McElreath uses a function called ulam in his “Rethinking” package, which is an interface for doing HMC in stan. So far all the code in the book has worked perfectly, but now on the first example of using ulam / stan (rather than quadratic approximation) I receive multiple warnings, the sampling takes ages, and the output indicates the sampling has not worked properly. This is clearly supposed to be quite a simple model as it is the first one introduced for Stan. Does anyone know of effective solutions to the issues below? I am also wondering if perhaps there are some settings in stan that I should change, which might have been missed by McElreath, in order to make something like this model work?
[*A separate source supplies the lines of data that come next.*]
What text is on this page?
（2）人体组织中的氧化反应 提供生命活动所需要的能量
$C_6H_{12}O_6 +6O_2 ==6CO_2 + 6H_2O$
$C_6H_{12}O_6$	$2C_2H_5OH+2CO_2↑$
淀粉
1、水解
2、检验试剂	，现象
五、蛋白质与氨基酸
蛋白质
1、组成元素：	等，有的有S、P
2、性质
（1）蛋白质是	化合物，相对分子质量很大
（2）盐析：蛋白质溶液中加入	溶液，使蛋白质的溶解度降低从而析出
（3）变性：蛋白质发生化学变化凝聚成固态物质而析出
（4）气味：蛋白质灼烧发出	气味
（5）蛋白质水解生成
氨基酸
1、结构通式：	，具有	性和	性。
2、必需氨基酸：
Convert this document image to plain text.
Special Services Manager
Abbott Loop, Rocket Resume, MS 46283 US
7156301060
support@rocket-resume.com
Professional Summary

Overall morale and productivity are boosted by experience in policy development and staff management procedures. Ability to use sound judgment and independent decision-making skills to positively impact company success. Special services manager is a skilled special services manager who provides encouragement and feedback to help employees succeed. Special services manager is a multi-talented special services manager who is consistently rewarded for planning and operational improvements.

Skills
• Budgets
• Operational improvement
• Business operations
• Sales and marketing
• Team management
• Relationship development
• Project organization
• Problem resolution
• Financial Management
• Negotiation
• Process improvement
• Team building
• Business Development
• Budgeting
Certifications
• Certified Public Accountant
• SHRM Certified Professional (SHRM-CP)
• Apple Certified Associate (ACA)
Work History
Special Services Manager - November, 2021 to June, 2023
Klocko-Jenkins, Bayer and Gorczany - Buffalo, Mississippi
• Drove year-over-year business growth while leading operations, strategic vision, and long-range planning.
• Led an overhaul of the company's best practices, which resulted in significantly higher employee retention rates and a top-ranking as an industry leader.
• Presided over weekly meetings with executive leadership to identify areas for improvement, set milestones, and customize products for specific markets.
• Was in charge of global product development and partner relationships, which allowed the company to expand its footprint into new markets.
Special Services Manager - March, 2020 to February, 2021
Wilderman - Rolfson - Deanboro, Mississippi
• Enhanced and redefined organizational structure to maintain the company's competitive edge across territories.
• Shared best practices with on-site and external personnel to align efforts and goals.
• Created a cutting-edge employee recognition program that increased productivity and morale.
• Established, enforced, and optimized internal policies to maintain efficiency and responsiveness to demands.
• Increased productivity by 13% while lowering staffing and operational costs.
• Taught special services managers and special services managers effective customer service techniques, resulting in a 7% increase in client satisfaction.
Any help would be much appreciated.
The code is as follows (from http://xcelab.net/rmpubs/sr2/code.txt):
## R code 9.9 - loads the relevant data from the rethinking package and standardises variables of interest
library(rethinking)
data(rugged)
d <- rugged
d$log_gdp <- log(d$rgdppc_2000)
dd <- d[ complete.cases(d$rgdppc_2000) , ]
dd$log_gdp_std <- dd$log_gdp / mean(dd$log_gdp)
dd$rugged_std <- dd$rugged / max(dd$rugged)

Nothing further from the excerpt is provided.